Given a set {1,2,3} output { {}, {1}, {2}, {3}, {1,2}, {1,3}, {2,3}, {1,2,3} } I have only been able to find as fast as O(2^n), is there any techniques for achieving faster results (besides parallelizing)
2 Answers
No.
Since there are 2^n subsets for a set with n items in it, and you have to print them all, your algorithm MUST perform the print step 2^n times (even if you tried to combine all the prints into one you would still have to "generate" the opening and closing braces 2^n times).
In fact we can look at something even lower level than printing an entire subset and determine that each particular item in the set will be printed exactly (2^n)/2 times. There are 2^n subsets and each item is in exactly half of them. This operation is even lower level than printing an entire set and we can see that it is O(2^n)
- what about just generating the subsets without actually printing?Jamil Seaidoun– Jamil Seaidoun2014-04-29 23:03:13 +00:00Commented Apr 29, 2014 at 23:03
- 3What does it mean to "Generate the subsets"? You could create a 'lazy sequence' of the subsets in constant time, however anything that iterates over all the subsets in any way must be at least O(2^n) because it involves iterating over O(2^n) sets. Generating possibly the most efficient representation of the sets (an integer of n bits where each bit represents the presence or absence of the nth item of the set) still requires you to generate O(2^n) integers.WuHoUnited– WuHoUnited2014-04-30 02:41:52 +00:00Commented Apr 30, 2014 at 2:41
- yeah thats what I thought, i was mostly talking about creating the subsets, but as far as I could find it's still O(2^n). Thanks!Jamil Seaidoun– Jamil Seaidoun2014-04-30 19:01:00 +00:00Commented Apr 30, 2014 at 19:01
In response to generating subsets without actually printing I believe you mean finding the subsets and then storing them one by one into a result list/array. In that case the runtime would be O(n*2^n). The O(2^n) is from finding all the subset.
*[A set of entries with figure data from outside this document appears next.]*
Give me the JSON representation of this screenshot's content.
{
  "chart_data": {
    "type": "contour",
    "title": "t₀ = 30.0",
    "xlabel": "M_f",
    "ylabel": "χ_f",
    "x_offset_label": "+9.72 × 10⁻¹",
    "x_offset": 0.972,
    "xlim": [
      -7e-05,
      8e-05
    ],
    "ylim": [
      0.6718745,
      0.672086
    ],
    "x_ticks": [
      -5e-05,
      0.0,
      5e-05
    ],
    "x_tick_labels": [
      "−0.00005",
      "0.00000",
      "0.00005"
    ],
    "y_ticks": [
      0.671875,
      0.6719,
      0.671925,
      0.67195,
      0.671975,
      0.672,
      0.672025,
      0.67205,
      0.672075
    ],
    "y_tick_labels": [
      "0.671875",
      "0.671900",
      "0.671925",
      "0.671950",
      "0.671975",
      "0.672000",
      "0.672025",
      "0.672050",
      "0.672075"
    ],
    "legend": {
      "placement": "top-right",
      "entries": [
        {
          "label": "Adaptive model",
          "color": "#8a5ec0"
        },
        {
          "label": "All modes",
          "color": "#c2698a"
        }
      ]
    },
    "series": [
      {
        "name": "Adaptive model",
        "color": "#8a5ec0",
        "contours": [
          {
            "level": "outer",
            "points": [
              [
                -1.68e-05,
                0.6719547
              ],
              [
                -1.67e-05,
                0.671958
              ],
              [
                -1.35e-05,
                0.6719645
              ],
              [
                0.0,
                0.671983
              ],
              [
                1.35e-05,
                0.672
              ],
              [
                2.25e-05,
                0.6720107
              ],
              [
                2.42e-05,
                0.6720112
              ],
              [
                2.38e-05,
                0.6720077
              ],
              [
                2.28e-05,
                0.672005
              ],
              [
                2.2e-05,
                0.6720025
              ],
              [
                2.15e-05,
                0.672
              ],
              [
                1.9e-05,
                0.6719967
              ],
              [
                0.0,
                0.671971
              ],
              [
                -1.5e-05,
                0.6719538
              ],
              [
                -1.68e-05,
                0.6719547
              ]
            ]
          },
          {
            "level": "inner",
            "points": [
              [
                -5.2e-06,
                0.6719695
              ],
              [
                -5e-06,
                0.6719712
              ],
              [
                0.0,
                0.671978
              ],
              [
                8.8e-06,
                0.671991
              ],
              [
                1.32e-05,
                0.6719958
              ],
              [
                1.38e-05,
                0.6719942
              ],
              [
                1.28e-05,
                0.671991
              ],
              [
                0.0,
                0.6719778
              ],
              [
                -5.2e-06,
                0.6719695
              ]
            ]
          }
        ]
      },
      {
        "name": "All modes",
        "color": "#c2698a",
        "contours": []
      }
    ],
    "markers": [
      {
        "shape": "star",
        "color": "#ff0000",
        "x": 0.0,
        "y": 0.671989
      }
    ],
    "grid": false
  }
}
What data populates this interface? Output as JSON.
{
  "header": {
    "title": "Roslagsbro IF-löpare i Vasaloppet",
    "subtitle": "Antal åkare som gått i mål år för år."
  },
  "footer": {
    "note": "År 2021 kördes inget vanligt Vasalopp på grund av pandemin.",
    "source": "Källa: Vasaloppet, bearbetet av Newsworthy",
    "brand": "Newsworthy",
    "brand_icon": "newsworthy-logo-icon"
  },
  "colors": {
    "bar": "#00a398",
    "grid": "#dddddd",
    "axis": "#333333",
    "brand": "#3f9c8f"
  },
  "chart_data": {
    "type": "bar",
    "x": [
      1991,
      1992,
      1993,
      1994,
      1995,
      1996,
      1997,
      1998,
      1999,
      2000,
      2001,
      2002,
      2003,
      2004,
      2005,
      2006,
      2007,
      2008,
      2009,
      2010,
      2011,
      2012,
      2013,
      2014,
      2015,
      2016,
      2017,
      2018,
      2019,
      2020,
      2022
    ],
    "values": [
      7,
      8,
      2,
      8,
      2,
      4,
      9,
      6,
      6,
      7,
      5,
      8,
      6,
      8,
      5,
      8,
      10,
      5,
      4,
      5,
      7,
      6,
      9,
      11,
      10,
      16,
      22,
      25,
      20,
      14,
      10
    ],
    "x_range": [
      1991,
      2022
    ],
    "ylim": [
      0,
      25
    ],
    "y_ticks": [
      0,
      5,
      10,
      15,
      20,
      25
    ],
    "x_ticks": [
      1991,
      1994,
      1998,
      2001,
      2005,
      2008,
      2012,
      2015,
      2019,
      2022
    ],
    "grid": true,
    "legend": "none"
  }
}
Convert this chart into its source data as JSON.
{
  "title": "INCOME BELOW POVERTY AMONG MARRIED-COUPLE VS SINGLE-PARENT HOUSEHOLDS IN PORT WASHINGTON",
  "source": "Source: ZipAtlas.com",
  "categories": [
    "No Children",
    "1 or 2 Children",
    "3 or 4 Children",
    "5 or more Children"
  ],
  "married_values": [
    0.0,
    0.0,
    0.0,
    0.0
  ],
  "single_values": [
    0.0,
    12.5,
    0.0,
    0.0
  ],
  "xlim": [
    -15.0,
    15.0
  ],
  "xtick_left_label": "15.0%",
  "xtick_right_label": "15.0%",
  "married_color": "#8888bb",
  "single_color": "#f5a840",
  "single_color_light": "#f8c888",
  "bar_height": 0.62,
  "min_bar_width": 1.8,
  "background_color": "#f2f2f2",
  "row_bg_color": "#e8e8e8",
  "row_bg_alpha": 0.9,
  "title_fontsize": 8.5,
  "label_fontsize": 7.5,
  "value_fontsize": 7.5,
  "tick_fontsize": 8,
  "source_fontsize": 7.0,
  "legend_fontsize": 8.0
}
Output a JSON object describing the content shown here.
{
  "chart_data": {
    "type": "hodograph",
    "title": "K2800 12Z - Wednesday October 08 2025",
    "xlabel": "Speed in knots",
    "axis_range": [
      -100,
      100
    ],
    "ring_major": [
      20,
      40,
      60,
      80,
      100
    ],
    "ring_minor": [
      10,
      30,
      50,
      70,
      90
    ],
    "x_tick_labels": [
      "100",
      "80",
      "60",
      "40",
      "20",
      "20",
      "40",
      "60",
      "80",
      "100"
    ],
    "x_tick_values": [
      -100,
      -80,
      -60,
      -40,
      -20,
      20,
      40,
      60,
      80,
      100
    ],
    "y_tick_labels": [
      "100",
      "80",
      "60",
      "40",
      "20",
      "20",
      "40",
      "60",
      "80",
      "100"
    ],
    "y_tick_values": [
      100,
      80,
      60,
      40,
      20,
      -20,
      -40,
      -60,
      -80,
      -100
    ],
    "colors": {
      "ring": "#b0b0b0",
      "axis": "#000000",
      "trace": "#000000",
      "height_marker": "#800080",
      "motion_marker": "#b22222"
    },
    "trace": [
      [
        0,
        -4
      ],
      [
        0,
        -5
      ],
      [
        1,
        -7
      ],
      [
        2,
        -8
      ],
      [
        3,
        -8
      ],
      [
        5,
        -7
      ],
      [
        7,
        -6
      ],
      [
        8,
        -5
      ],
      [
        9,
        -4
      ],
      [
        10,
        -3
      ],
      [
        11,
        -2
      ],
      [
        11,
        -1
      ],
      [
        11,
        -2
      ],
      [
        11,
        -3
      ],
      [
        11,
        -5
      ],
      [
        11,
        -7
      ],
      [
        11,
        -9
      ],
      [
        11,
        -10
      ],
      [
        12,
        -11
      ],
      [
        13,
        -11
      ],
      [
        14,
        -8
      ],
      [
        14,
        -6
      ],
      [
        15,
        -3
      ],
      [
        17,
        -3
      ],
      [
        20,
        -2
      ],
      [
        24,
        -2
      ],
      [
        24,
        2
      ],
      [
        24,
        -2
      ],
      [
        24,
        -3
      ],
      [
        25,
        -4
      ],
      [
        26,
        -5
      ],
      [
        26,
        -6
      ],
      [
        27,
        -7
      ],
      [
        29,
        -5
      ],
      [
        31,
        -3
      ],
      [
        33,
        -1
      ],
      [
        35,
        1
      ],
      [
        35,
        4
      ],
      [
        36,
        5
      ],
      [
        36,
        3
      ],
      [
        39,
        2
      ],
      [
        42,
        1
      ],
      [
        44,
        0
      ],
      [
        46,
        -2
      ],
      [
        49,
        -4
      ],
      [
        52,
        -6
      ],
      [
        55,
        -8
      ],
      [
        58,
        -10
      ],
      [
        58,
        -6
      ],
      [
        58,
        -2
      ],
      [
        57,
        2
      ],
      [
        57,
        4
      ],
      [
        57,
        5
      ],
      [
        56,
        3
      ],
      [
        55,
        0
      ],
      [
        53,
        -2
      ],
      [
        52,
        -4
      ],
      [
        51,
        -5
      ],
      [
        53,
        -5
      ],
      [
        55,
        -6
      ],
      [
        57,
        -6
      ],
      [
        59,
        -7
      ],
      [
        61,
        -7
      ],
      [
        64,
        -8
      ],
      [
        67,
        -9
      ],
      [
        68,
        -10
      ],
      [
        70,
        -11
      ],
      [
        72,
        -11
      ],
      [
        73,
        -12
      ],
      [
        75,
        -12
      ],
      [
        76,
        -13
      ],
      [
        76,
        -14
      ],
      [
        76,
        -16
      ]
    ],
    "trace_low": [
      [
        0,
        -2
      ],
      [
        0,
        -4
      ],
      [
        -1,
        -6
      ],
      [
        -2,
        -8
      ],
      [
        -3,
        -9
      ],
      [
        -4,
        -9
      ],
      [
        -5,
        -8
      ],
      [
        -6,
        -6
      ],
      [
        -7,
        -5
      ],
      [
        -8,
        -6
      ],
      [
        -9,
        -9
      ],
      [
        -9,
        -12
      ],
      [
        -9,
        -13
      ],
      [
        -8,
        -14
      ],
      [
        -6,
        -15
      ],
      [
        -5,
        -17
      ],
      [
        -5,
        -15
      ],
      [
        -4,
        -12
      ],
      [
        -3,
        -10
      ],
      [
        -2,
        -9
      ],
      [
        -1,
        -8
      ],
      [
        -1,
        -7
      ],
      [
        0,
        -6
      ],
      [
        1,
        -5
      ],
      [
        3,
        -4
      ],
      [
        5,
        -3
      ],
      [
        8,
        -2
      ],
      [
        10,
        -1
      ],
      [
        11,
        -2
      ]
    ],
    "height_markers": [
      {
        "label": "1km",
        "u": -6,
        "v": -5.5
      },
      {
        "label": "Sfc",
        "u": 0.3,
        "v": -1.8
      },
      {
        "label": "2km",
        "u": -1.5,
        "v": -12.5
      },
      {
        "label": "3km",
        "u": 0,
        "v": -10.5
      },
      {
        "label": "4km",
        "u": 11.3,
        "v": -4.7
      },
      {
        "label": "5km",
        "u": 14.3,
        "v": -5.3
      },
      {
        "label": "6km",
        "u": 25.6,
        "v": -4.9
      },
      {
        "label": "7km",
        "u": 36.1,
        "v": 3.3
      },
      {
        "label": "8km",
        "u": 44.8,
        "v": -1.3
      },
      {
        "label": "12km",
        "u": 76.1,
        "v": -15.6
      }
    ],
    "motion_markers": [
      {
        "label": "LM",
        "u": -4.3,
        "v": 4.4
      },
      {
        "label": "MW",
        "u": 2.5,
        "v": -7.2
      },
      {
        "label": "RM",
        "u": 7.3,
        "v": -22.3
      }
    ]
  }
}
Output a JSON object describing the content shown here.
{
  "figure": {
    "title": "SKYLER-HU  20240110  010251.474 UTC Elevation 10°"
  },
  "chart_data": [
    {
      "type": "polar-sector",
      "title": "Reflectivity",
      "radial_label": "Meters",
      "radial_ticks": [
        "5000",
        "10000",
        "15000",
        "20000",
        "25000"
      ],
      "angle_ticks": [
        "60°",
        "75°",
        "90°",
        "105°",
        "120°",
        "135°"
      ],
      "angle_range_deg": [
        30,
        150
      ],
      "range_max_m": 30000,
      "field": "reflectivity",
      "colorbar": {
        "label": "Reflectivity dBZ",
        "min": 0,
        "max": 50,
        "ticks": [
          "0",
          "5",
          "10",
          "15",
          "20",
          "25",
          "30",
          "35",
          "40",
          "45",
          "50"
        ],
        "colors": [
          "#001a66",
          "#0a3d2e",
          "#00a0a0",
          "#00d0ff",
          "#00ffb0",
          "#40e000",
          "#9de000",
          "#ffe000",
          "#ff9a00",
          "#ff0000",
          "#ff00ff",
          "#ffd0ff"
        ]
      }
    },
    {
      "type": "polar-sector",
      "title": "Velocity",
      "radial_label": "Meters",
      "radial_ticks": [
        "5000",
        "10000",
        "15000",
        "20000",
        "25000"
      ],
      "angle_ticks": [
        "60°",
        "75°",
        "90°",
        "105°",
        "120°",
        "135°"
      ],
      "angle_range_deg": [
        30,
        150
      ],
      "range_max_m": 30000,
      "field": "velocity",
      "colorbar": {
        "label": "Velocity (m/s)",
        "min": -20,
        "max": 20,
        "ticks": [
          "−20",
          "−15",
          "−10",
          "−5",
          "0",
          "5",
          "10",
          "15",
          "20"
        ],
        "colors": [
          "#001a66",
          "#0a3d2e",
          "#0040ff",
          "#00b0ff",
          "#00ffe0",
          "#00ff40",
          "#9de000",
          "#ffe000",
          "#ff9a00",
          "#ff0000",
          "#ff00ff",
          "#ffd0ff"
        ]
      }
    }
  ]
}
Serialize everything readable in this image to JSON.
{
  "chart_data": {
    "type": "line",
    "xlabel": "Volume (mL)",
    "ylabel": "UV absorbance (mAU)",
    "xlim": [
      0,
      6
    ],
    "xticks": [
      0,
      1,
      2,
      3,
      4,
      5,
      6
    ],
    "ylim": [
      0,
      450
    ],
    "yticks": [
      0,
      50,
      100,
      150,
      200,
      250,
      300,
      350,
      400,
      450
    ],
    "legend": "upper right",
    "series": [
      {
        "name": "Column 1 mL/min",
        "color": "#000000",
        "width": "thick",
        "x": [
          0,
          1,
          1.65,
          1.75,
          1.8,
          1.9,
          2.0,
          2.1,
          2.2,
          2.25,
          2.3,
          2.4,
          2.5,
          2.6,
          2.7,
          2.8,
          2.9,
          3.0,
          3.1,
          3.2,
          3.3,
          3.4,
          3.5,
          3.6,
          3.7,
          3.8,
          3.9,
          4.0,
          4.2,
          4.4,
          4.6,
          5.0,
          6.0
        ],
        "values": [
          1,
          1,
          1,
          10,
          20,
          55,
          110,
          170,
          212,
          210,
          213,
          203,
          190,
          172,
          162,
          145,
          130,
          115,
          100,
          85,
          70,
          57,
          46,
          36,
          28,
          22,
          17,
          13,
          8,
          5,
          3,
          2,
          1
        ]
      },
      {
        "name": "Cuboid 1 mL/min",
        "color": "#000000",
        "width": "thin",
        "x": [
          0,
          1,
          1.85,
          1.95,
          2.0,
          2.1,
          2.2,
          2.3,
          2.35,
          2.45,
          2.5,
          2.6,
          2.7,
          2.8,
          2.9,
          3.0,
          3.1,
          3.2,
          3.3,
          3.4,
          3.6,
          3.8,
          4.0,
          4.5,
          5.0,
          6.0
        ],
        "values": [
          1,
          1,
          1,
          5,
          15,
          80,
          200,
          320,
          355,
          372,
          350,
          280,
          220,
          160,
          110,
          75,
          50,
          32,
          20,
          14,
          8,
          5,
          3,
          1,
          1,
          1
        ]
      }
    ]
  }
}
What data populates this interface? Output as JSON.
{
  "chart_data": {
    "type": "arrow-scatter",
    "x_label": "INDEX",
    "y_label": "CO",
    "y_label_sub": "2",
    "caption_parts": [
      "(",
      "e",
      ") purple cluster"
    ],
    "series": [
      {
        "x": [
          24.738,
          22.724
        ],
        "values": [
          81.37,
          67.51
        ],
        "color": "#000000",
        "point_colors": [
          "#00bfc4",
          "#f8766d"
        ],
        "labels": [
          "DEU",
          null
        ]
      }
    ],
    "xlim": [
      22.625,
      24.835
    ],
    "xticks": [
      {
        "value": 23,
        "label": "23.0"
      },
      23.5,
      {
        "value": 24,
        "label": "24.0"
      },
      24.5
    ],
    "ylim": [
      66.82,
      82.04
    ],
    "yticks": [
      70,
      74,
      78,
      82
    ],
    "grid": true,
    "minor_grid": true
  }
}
After finding them you THEN need to store them into an array and to do that we need to look at each subset (which we know must be of size n) and that takes O(n) to copy as it needs to look at each element of the subset and copy it into your results array.
You can think of it this way, we need to store the subsets we found 2^n times since thats how many of those subsets existed. And we need to copy this subset (O(n) time complexity) that many times.